One of the objectives of this project was to develop a DNN architecture that can predict the semantic segmentation map, which is required for planning and navigation in autonomous vehicles. A modified U-net network was used for predicting the segmentation map. The network's image input contains both the RGB and Lidar channels (256 x 512 x 6)

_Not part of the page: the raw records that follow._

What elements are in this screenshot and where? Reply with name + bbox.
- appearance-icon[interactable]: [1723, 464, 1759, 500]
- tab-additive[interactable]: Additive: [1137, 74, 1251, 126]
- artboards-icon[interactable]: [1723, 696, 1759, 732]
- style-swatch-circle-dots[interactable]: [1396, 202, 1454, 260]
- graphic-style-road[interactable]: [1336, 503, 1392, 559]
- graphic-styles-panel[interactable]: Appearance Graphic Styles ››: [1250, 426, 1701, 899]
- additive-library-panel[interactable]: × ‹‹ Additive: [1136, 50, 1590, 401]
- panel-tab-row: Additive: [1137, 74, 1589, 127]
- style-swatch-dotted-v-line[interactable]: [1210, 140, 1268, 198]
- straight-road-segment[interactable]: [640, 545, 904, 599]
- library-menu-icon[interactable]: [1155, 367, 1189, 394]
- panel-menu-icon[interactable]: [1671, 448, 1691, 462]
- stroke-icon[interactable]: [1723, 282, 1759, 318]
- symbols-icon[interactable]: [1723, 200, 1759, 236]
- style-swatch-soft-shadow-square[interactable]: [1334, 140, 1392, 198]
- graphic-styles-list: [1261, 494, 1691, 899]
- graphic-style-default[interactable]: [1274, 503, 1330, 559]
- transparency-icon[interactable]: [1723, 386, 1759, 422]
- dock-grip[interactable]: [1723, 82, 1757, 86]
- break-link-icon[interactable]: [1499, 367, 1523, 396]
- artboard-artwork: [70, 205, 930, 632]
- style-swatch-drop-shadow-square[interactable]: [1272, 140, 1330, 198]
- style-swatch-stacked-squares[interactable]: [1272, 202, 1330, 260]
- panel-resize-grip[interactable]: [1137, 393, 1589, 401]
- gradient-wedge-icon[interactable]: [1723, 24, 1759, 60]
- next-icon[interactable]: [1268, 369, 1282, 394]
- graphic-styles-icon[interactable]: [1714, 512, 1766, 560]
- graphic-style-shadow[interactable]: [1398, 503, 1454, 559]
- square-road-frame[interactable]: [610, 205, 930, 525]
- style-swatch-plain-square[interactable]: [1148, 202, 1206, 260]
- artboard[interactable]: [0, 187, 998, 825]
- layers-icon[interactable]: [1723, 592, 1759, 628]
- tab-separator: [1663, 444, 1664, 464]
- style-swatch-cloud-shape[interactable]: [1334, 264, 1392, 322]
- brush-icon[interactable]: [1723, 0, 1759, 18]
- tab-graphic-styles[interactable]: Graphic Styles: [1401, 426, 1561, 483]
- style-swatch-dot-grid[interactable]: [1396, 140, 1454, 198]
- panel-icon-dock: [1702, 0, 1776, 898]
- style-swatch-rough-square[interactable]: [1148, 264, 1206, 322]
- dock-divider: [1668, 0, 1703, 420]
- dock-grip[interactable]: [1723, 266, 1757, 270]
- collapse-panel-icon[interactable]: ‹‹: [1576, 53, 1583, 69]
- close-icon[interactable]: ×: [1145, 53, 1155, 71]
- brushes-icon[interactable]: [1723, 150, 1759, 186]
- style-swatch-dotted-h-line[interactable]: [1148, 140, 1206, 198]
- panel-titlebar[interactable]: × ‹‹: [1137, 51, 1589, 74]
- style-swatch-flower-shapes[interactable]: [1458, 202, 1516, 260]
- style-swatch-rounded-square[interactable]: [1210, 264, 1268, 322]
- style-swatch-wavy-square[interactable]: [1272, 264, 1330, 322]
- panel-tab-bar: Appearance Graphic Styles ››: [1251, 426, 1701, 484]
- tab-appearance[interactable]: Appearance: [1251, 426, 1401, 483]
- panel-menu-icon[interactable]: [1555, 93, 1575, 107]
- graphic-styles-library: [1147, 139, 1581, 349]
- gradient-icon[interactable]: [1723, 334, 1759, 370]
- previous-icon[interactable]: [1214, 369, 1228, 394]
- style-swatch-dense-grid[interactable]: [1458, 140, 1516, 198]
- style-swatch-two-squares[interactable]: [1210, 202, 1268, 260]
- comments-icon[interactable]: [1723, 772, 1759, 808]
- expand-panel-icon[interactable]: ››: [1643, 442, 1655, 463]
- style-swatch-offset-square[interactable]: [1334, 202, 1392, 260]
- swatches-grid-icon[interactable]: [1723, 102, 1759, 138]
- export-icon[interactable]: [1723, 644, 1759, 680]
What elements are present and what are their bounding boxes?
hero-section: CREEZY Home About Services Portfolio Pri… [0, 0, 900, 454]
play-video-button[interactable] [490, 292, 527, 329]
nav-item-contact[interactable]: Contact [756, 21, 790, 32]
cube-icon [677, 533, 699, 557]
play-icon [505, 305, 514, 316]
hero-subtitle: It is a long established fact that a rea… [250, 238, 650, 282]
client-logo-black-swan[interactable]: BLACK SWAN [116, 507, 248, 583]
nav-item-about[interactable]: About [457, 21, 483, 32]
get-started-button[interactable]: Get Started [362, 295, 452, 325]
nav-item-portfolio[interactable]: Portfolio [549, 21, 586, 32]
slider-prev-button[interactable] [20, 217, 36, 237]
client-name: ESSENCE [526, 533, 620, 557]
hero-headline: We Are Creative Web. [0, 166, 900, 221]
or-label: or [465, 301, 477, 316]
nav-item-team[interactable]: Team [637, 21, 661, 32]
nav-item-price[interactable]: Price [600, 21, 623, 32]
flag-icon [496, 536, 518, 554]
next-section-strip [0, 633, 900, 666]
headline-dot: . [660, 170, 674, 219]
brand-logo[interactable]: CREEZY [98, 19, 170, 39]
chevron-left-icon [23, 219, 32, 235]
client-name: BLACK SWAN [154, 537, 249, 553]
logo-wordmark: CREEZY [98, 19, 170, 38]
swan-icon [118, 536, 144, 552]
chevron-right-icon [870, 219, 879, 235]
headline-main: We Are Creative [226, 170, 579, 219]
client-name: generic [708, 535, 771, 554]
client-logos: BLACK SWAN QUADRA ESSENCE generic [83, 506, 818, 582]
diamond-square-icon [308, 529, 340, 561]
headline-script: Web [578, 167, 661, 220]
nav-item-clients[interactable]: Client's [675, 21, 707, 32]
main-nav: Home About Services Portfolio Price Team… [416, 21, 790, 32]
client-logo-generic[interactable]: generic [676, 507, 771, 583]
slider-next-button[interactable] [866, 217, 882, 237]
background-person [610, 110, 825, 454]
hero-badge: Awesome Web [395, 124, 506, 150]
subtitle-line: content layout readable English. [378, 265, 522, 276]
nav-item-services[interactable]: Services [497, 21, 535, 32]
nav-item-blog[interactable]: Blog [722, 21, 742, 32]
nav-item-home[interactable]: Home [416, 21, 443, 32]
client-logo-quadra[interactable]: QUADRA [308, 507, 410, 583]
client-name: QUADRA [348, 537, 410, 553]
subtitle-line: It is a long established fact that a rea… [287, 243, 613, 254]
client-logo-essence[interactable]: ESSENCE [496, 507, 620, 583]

It was decided to add to the architecture a second DNN that will be detecting quality issues with the RGB camera sensor. Issues, such as camera rotation, blur or brightness, and occlusion. A custom CNN model was developed for classifying the image quality. The input is an RGB image (256 x 512 x 3).

Results

One of the objectives of this study was to evaluate the contribution of sensor-fusion in the suggested architecture. In order to evaluate the performance of the two networks, two different techniques were applied. The first is the built-in function called "evaluate", which is provided by the Keras API. The second function used is a custom function that measures the mean intersection over union (Long, Shelhamer, and Darrell, 2014)

RGB U-net

Dataset	Accuracy	Dice Coefficient
Training	96.91%	0.9806
Validation	96.01%	0.9762
Evaluation	87.69%	0.9485

Weather ID	Mean IU
CloudyNoon	52.51%
WetNoon	59.08%
WetCloudyNoon	67.84%
MidRainyNoon	53.98%
HardRainNoon	50.53%
SoftRainNoon	55.05%

Sesnor-Fusion U-net

Dataset	Accuracy	Dice Coefficient
Training	97.51%	0.9858
Validation	96.61%	0.9817
Evaluation	82.52%	0.9498

Weather ID	Mean IU
CloudyNoon	55.01%
WetNoon	62.40%
WetCloudyNoon	71.47%
MidRainyNoon	57.00%
HardRainNoon	53.33%
SoftRainNoon	57.70%

Warning Model

Overall, the network achieves an accuracy of 99.02% in the evaluation dataset. While testing the implementation in the simulator, there were no false predictions. It is worth mentioning here, that in each case, the severity of the augmentation was selected randomly. Furthermore, during the evaluation of the model, 59 images out of the 6000 were classified wrongly. However, it was discovered that the majority of the misclassified images were due to the severity of the augmentation, specifically, in images where rotation or translation was barley visible or in images where occlusion was minimal. Also, it was observed that the weather conditions did not affect the network’s performance. The network was able to detect quality problems with the sensor even in rough weather conditions. It is evident that the model has a high performance overall. However, more work is required in order to improve accuracy when the augmentation is not severe and could have an impact in the performance of other modules.

Discussion

From the results, it is clear that this architecture is able to predict a segmentation image that is close to the ground truth and assess the quality of the RGB image. The segmentation model was able to achieve a satisfactory accuracy predicting the segmentation image. However, the main limitation of this network is that the accuracy of the segmentation image drops with rough weather conditions. Sensor fusion techniques were used to improve performance and mitigate this. Even though performance did improve with sensor-fusion, still the effects of the rough weather conditions are visible. This is evident in the video recording of the sensor-fusion model performing under different weather conditions in Town 1 of Carla.

The warning model proved to be much easier to develop and train. Even though, is a custom architecture and no pre-trained weights were used, the network achieves 99% of accuracy. However, one concern about the findings of this model was that slightly augmented images are not classified correctly. This could indicate that the network is not suitable where tiny corruptions are needed to be detected.